I have never seen a church so alive.
And as I looked around, as we worshiped together, my vision was transformed. I’d expected this, but experiencing it was something different altogether. I heard the king saying to the nations, to me:
Come, you that are blessed by my Father,
inherit the kingdom prepared for you from the foundation of the world;
For I am hungry
and you bring food,
I am thirsty
and you bring drink,
I am a stranger to you
and I welcome you
and you welcome me,
I am sick
and you are taking care of me.
Come, inherit the kingdom.
Someone grabbed my hand, looked into my eyes, and began dancing with me as we sang. I held her gaze and realized I was dancing with Christ. I was dancing with Christ! And so were my team members, and so was everyone worshiping with us.

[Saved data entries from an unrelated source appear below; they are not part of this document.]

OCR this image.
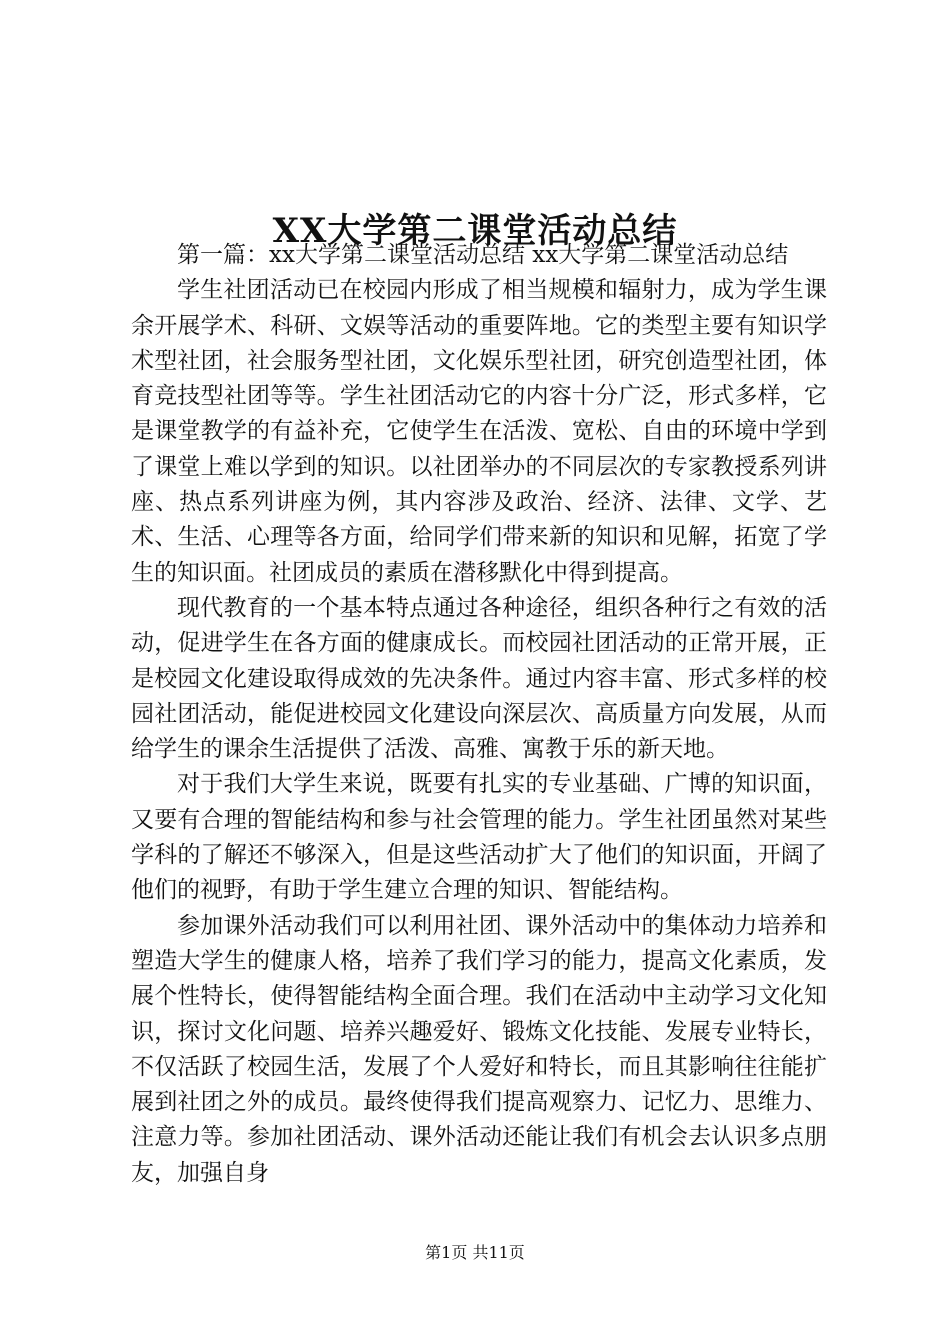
XX大学第二课堂活动总结

第一篇：xx大学第二课堂活动总结 xx大学第二课堂活动总结

学生社团活动已在校园内形成了相当规模和辐射力，成为学生课余开展学术、科研、文娱等活动的重要阵地。它的类型主要有知识学术型社团，社会服务型社团，文化娱乐型社团，研究创造型社团，体育竞技型社团等等。学生社团活动它的内容十分广泛，形式多样，它是课堂教学的有益补充，它使学生在活泼、宽松、自由的环境中学到了课堂上难以学到的知识。以社团举办的不同层次的专家教授系列讲座、热点系列讲座为例，其内容涉及政治、经济、法律、文学、艺术、生活、心理等各方面，给同学们带来新的知识和见解，拓宽了学生的知识面。社团成员的素质在潜移默化中得到提高。

现代教育的一个基本特点通过各种途径，组织各种行之有效的活动，促进学生在各方面的健康成长。而校园社团活动的正常开展，正是校园文化建设取得成效的先决条件。通过内容丰富、形式多样的校园社团活动，能促进校园文化建设向深层次、高质量方向发展，从而给学生的课余生活提供了活泼、高雅、寓教于乐的新天地。

对于我们大学生来说，既要有扎实的专业基础、广博的知识面，又要有合理的智能结构和参与社会管理的能力。学生社团虽然对某些学科的了解还不够深入，但是这些活动扩大了他们的知识面，开阔了他们的视野，有助于学生建立合理的知识、智能结构。

参加课外活动我们可以利用社团、课外活动中的集体动力培养和塑造大学生的健康人格，培养了我们学习的能力，提高文化素质，发展个性特长，使得智能结构全面合理。我们在活动中主动学习文化知识，探讨文化问题、培养兴趣爱好、锻炼文化技能、发展专业特长，不仅活跃了校园生活，发展了个人爱好和特长，而且其影响往往能扩展到社团之外的成员。最终使得我们提高观察力、记忆力、思维力、注意力等。参加社团活动、课外活动还能让我们有机会去认识多点朋友，加强自身

第1页 共11页
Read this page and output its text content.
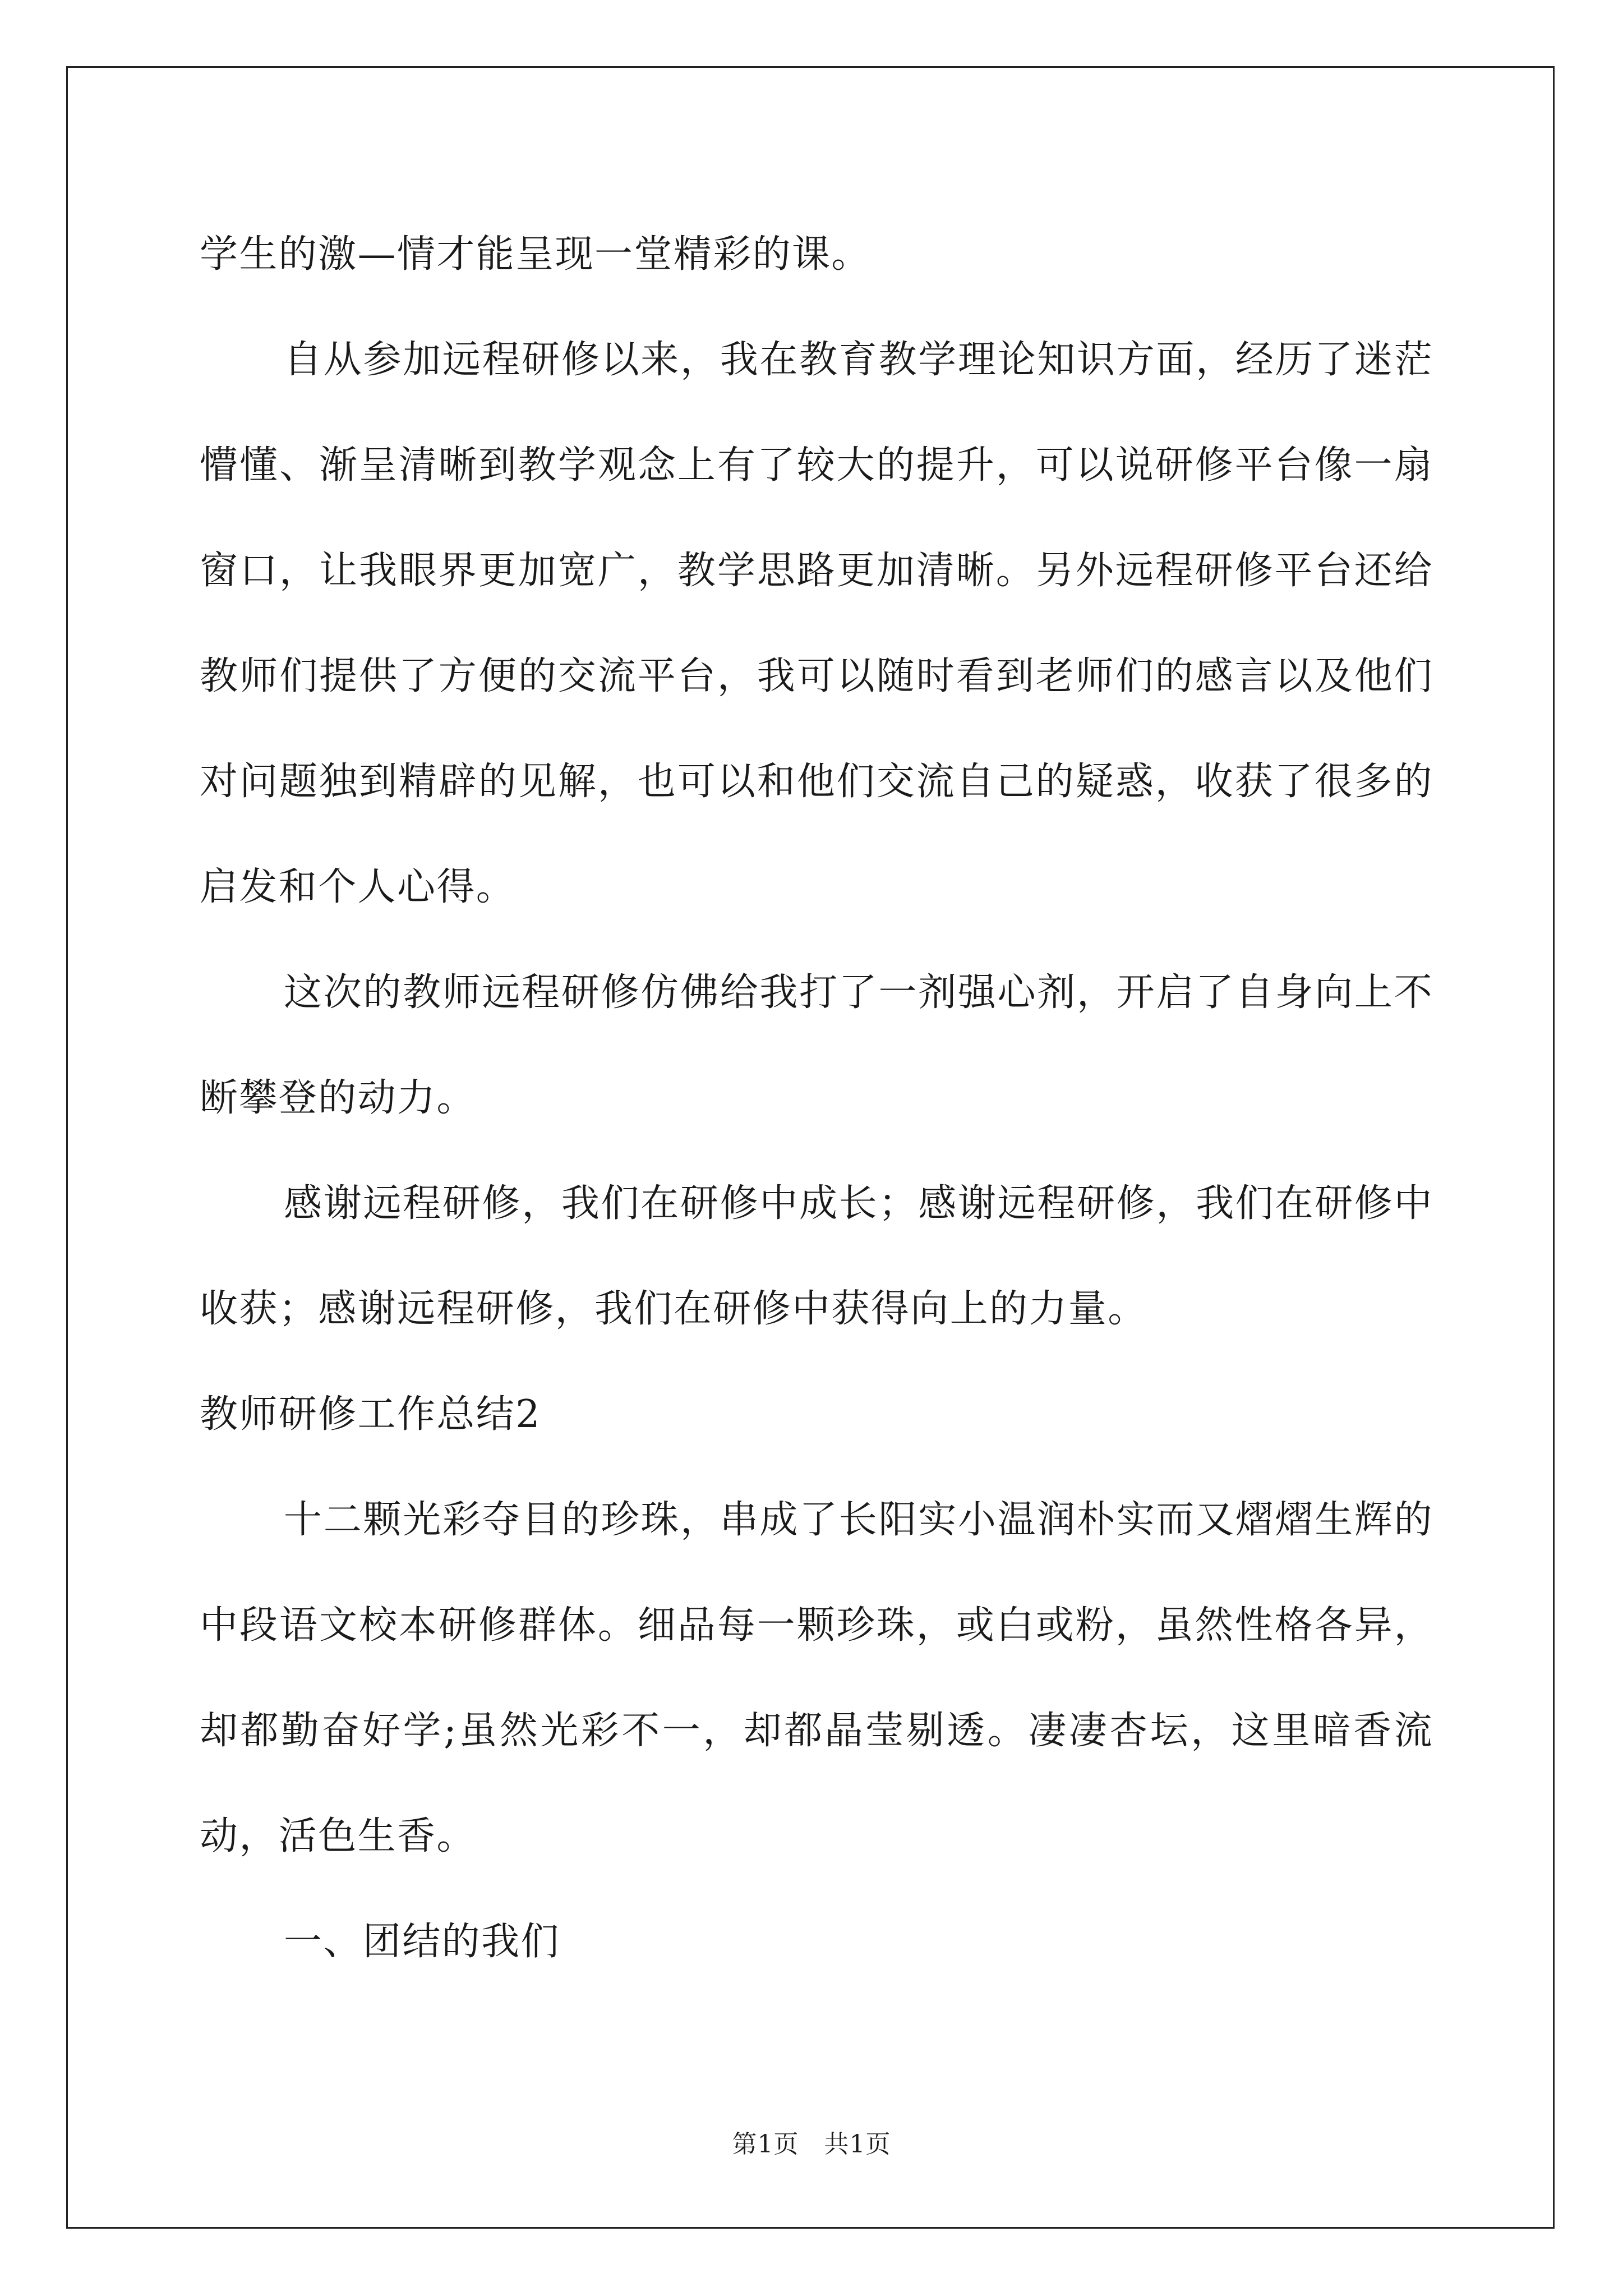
学生的激—情才能呈现一堂精彩的课。

自从参加远程研修以来，我在教育教学理论知识方面，经历了迷茫懵懂、渐呈清晰到教学观念上有了较大的提升，可以说研修平台像一扇窗口，让我眼界更加宽广，教学思路更加清晰。另外远程研修平台还给教师们提供了方便的交流平台，我可以随时看到老师们的感言以及他们对问题独到精辟的见解，也可以和他们交流自己的疑惑，收获了很多的启发和个人心得。

这次的教师远程研修仿佛给我打了一剂强心剂，开启了自身向上不断攀登的动力。

感谢远程研修，我们在研修中成长；感谢远程研修，我们在研修中收获；感谢远程研修，我们在研修中获得向上的力量。

教师研修工作总结2

十二颗光彩夺目的珍珠，串成了长阳实小温润朴实而又熠熠生辉的中段语文校本研修群体。细品每一颗珍珠，或白或粉，虽然性格各异，却都勤奋好学;虽然光彩不一，却都晶莹剔透。凄凄杏坛，这里暗香流动，活色生香。

一、团结的我们

第1页　共1页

And it struck me: The woman holding my gaze was also dancing with Christ.
Caught up in our best moments, offering praise that needed no translation, promising to each other everything the other could offer, each one of us was Christ for the other.
I am still processing that experience. I am still struggling to understand. But what I know is that Jesus’ words in Matthew hold a key to that understanding.
“Truly I tell you, just as you did it to one of the least of these who are members of my family, you did it to me.”
We talk about poverty. We talk about the poor. Sometimes we even send money. In fact, most of the tithe we send, as a church, to the Holston Annual Conference supports ministry with marginalized persons.
But seldom do we get involved.
We leave it to people better qualified, better informed, more experienced.
And we sit in our pews or our Sunday School classes and we say how important ministry with the poor is. We even shelve in our memories stories of the poor pulling themselves up by their own bootstraps, or of those who have sharing their blessings with those who have not. We sometimes even remember stories of paupers and princes trading places.
We forget that once upon a time, Glory came down from the greatest throne of all and chose to dwell in the wretchedness and poverty of humanity. We forget that the Almighty still dwells among us today, not in the places of pride and greed, but rather in the places of humility and poverty.
We must remember that it is not in helping out those who do not need help that we help Christ. It is in feeding the hungry, quenching the thirst of the thirsty, welcoming the stranger, clothing the naked, caring for the sick, visiting the imprisoned that we find Christ. It is in the eyes of the hungry, the thirsty, the stranger, the impoverished, the sick, the imprisoned even that we see the eyes of Christ.
It is not in the eyes of the powerful that we find glory.
It is in the eyes of the pauper that we find the King.
In the name of the Father, and of the Son, and of the Holy Spirit. Amen.